Louvois did not suffer this humiliation well. Moreover, the fact that Athén
aïs seemed forever “at knives” (aux couteaux) with him was all the more enraging given what he had done to help Montespan silence her extravagant husband. At the height of Monsieur de Montespan’s theatrics at court, Louvois had threatened him with a military trial, causing him to flee to Spain. His “abandonment” of his wife later facilitated the formal separation of the couple’s assets, allowing Athénaïs to continue her adulterous affair with the king.
The animosity between Montespan and Louvois intensified later, in 1678, when the minister announced he was seeking a husband for his eldest daughter, Madeleine-Charlotte. Athénaïs boldly proposed her nephew Louis de Rochechouart, Vivonne’s son, to the minister.
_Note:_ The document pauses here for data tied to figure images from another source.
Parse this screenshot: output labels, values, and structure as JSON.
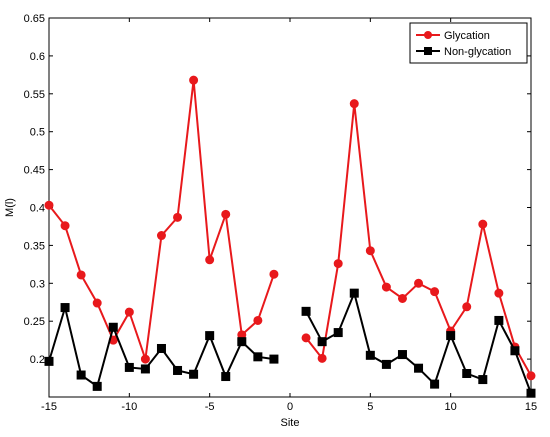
{
  "chart_data": {
    "type": "line",
    "xlabel": "Site",
    "ylabel": "M(l)",
    "xlim": [
      -15,
      15
    ],
    "ylim": [
      0.15,
      0.65
    ],
    "xticks": [
      -15,
      -10,
      -5,
      0,
      5,
      10,
      15
    ],
    "yticks": [
      0.2,
      0.25,
      0.3,
      0.35,
      0.4,
      0.45,
      0.5,
      0.55,
      0.6,
      0.65
    ],
    "grid": false,
    "legend_position": "top-right",
    "series": [
      {
        "name": "Glycation",
        "color": "#e8191c",
        "marker": "circle",
        "segments": [
          {
            "x": [
              -15,
              -14,
              -13,
              -12,
              -11,
              -10,
              -9,
              -8,
              -7,
              -6,
              -5,
              -4,
              -3,
              -2,
              -1
            ],
            "y": [
              0.403,
              0.376,
              0.311,
              0.274,
              0.225,
              0.262,
              0.2,
              0.363,
              0.387,
              0.568,
              0.331,
              0.391,
              0.232,
              0.251,
              0.312
            ]
          },
          {
            "x": [
              1,
              2,
              3,
              4,
              5,
              6,
              7,
              8,
              9,
              10,
              11,
              12,
              13,
              14,
              15
            ],
            "y": [
              0.228,
              0.201,
              0.326,
              0.537,
              0.343,
              0.295,
              0.28,
              0.3,
              0.289,
              0.237,
              0.269,
              0.378,
              0.287,
              0.216,
              0.178
            ]
          }
        ]
      },
      {
        "name": "Non-glycation",
        "color": "#000000",
        "marker": "square",
        "segments": [
          {
            "x": [
              -15,
              -14,
              -13,
              -12,
              -11,
              -10,
              -9,
              -8,
              -7,
              -6,
              -5,
              -4,
              -3,
              -2,
              -1
            ],
            "y": [
              0.197,
              0.268,
              0.179,
              0.164,
              0.242,
              0.189,
              0.187,
              0.214,
              0.185,
              0.18,
              0.231,
              0.177,
              0.223,
              0.203,
              0.2
            ]
          },
          {
            "x": [
              1,
              2,
              3,
              4,
              5,
              6,
              7,
              8,
              9,
              10,
              11,
              12,
              13,
              14,
              15
            ],
            "y": [
              0.263,
              0.223,
              0.235,
              0.287,
              0.205,
              0.193,
              0.206,
              0.188,
              0.167,
              0.231,
              0.181,
              0.173,
              0.251,
              0.211,
              0.155
            ]
          }
        ]
      }
    ]
  }
}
Louvois did not refuse the offer; he ignored it all together. Enraged by the slight, Montespan turned immediately to Louvois’s rival, Colbert, who readily agreed. Montespan’s nephew and Marie-Anne Colbert married a few months later, in February 1679.
Montespan’s renewed alliances with Colbert proved useful only months later following a series of ongoing public spats between Athénaïs and the king. In an attempt to regain her beauty, Athénaïs often spent entire afternoons stretched out nude on her bed as servants rubbed her with pomades and perfumes. One day as the king and queen stepped into their carriage at Saint-Germain, Louis made a face and turned toward Athénaïs. He complained that she smelled too strongly of perfume, saying it made him feel sick. The embattled mistress flew into an argument with the king, who matched her anger with profanity. Another explosive fight followed less than a week later. In return the king announced that he would no longer make private visits to Athénaïs’s quarters, which had once been filled with passion and were now little more than brief and dispassionate greetings.